The current Coroner has also, I believe (from the reporting I have seen) found as fact that there is no known universal successful treatment, and that ‘unevidenced’ medical care (whether psychological or biological) for ME may add to the suffering and burdens born by the patient. She has indicated she may well have recommendations to address this situation if the evidence to be presented in late September indicates this and other concerns has not already been sufficiently addressed.

ME is a very complex serious illness with no easy answers. As many on here keep pointing out we need good scientific studies to quickly test and validate possible treatment suggestions for ME before they are mandated for wide use. The current system of, well try this or that or anecdote only muddies the waters. It added considerably to the burdens carried by my late wife and others. The BPS treatments of curative GET and CBT are a huge example of this. We should not repeat this example in biological medical care which means getting medical science interest and the research grants to do the job.

This Coroners findings of facts and others before her will help open ‘medical eyes’ to the physical reality of ME and its natural course in those who unfortunately go on to develop sME.

Thank you for going through the information for us all.

I don’t think that her conclusion of natural progression of the illness necessarily points to the nature of the illness physical or otherwise though.
 
ME is a very complex serious illness with no easy answers.

It is, but we have to remember that the hospital wasn't treating ME. It was—or should have been—treating malnutrition.

The fact that it's malnutrition in the context of severe ME does complicate things, of course. But I'm left with the overriding feeling that if the doctors had been clearer about what they were treating, and what their treatment objectives were, Maeve's care would have been better.

Doctors have to treat insufficient nutrition in all kinds of contexts, some of them quite difficult.

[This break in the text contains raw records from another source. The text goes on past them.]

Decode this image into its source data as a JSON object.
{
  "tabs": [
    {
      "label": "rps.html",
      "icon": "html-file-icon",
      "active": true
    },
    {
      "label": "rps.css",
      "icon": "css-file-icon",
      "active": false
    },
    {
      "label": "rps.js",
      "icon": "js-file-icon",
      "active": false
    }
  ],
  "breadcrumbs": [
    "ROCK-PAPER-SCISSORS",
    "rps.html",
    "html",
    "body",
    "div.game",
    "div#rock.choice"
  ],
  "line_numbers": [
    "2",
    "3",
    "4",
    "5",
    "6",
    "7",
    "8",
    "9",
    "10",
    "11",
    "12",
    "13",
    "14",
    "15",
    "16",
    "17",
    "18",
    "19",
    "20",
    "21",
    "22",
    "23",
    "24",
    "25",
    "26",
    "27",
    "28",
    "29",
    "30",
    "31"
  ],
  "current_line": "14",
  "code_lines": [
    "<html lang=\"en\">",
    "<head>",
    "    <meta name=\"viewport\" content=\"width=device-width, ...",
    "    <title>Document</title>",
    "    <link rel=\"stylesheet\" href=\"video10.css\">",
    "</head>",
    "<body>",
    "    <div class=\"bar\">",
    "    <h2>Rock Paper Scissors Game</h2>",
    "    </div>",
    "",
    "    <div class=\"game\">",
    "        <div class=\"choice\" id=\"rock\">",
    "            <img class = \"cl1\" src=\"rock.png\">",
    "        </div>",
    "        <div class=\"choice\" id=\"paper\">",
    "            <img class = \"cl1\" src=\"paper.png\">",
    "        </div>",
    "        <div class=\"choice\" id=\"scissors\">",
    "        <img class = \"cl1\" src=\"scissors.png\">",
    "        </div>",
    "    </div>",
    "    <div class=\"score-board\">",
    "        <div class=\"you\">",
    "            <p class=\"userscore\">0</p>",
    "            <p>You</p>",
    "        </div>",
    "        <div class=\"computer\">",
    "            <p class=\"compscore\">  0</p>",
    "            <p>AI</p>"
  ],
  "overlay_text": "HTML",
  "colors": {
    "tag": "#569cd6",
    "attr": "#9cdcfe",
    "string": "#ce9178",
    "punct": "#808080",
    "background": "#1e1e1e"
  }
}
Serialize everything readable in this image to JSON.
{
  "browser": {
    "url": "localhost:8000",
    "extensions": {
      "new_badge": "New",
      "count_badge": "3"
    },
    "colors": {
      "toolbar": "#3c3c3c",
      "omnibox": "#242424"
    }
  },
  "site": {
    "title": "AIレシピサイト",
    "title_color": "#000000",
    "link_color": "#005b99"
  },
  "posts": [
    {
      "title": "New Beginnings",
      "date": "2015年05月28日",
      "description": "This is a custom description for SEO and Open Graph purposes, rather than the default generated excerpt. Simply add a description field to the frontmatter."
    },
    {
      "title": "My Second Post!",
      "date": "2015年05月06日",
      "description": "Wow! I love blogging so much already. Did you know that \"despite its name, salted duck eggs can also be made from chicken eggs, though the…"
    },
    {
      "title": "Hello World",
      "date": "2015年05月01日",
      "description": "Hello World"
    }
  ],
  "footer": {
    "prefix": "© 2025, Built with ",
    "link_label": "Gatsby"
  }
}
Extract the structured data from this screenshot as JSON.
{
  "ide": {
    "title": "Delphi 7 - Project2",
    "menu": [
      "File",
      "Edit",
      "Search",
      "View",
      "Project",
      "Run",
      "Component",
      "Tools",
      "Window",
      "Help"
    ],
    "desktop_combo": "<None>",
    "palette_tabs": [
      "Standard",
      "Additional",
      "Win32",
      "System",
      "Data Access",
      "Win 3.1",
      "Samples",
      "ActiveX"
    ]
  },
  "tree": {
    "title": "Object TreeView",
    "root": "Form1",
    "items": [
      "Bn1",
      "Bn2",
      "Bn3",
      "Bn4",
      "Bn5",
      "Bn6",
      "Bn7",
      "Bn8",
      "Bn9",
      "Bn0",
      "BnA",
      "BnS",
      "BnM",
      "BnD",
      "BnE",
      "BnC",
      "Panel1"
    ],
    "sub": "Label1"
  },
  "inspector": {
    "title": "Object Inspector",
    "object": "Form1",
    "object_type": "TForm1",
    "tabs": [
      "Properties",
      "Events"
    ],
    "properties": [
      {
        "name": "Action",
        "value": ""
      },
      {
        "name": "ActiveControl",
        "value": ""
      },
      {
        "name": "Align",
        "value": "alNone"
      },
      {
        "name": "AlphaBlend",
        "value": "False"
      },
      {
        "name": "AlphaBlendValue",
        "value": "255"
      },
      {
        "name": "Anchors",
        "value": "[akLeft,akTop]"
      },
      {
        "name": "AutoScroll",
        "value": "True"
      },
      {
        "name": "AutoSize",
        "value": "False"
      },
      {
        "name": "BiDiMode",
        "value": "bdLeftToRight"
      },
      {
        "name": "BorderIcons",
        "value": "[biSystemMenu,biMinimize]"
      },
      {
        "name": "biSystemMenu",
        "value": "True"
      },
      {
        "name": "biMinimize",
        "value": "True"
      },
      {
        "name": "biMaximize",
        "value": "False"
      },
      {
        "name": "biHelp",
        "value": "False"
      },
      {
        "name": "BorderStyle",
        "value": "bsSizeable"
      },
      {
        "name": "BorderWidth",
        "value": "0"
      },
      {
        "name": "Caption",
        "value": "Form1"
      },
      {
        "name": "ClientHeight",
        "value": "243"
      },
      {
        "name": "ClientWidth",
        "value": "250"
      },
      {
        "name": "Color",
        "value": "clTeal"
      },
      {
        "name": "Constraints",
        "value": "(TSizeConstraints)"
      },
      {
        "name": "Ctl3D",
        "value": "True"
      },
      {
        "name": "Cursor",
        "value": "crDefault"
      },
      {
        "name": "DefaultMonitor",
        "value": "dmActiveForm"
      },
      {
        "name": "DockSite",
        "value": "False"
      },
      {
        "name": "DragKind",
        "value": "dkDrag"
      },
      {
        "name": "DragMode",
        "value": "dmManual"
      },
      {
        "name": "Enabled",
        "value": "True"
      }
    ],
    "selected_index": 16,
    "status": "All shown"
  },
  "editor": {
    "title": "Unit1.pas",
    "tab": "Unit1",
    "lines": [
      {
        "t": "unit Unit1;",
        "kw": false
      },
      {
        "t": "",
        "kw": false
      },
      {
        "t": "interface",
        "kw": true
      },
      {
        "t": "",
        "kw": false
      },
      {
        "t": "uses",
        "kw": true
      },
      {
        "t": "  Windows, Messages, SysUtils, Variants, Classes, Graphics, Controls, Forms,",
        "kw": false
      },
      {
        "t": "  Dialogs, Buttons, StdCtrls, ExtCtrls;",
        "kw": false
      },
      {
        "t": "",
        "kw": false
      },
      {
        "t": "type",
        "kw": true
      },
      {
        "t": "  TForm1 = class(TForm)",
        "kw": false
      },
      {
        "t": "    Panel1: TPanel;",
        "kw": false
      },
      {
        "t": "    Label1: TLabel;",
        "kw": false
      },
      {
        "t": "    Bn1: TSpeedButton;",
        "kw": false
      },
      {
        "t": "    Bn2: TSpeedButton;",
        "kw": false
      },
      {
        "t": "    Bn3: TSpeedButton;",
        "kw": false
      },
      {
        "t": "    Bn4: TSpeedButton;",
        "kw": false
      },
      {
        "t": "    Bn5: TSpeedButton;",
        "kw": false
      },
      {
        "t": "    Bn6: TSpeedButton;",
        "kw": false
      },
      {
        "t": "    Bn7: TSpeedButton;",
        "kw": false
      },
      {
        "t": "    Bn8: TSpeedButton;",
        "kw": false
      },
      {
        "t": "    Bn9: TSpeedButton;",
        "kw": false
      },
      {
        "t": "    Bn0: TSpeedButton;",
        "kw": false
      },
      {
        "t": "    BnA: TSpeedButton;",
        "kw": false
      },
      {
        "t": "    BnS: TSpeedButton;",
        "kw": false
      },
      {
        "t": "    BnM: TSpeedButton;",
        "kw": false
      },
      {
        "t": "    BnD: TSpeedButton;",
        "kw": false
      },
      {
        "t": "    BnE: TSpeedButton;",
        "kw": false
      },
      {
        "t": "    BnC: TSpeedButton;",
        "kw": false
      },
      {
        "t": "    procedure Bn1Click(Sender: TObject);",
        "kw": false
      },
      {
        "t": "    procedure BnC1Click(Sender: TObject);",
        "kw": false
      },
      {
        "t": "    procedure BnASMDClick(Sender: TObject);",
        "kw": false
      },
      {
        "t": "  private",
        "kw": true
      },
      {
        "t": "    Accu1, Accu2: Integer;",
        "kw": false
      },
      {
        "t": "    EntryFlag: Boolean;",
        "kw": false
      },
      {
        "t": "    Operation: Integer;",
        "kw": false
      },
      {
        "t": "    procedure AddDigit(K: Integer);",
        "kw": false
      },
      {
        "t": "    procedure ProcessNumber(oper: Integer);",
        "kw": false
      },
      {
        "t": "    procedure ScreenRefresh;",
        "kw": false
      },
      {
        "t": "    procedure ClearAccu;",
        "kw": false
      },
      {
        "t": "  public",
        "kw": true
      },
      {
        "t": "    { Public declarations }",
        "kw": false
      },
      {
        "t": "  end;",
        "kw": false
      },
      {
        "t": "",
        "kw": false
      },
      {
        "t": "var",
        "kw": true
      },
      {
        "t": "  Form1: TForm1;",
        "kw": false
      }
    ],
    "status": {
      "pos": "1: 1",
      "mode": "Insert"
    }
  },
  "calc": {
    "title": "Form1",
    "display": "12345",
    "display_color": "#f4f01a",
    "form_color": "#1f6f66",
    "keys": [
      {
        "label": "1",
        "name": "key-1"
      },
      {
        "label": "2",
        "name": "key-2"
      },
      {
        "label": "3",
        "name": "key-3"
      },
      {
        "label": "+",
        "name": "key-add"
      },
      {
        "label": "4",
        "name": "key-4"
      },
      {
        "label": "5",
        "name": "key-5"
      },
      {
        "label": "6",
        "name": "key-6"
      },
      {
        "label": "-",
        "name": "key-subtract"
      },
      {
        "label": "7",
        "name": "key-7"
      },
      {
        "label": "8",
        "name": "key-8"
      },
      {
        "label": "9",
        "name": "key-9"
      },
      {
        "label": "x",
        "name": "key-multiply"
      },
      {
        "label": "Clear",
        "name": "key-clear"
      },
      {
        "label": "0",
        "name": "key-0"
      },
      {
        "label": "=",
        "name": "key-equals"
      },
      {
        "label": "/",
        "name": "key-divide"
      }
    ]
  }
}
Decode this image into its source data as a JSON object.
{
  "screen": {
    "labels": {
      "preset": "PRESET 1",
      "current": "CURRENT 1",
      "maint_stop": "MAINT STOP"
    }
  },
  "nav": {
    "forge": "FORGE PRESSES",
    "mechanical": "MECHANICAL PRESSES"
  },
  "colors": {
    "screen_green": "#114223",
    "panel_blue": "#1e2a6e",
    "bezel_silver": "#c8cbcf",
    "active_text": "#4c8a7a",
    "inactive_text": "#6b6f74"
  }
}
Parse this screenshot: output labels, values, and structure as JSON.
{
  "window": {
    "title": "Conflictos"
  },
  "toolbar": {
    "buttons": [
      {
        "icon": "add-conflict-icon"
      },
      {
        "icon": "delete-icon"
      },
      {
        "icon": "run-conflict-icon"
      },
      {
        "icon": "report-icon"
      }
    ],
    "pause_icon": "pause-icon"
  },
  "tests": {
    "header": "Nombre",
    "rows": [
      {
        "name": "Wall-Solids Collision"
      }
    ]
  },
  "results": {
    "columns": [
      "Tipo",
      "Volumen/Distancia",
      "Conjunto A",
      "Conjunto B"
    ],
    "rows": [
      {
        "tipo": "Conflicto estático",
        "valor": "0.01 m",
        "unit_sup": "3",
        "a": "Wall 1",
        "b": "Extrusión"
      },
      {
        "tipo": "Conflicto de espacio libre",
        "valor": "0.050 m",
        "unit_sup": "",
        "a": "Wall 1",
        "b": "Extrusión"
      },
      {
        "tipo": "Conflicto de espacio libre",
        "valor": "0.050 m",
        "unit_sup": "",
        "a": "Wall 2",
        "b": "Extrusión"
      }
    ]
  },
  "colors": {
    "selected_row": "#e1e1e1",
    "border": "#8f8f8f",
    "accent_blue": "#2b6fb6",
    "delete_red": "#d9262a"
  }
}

But they don't seem to lose sight of their objective as they did here.
 
In yesterday's Guardian there was a double-page feature:
That's fantastic to see they have given so much space in the print edition.

These are the 3 online articles we've seen this week, which may be the same articles with different headlines.

The Guardian Devon woman died from malnutrition due to severe ME, coroner concludes
The Guardian What is ME and why is the NHS being criticised
The Guardian ‘I’ve been tired since I was 13’: ME patients hope harrowing inquest will change perceptions
(from this week's News in Brief)
 
Thank you for going through the information for us all.

I don’t think that her conclusion of natural progression of the illness necessarily points to the nature of the illness physical or otherwise though.

See post below:


The Coroner specifically said that ME was physical not psychological which will be recorded in evidence I believe.

Coroner hinted there will be more for the Hospital Trust in September.

I think she’s going to be concerned with systemic failings, lack of protocols and beds.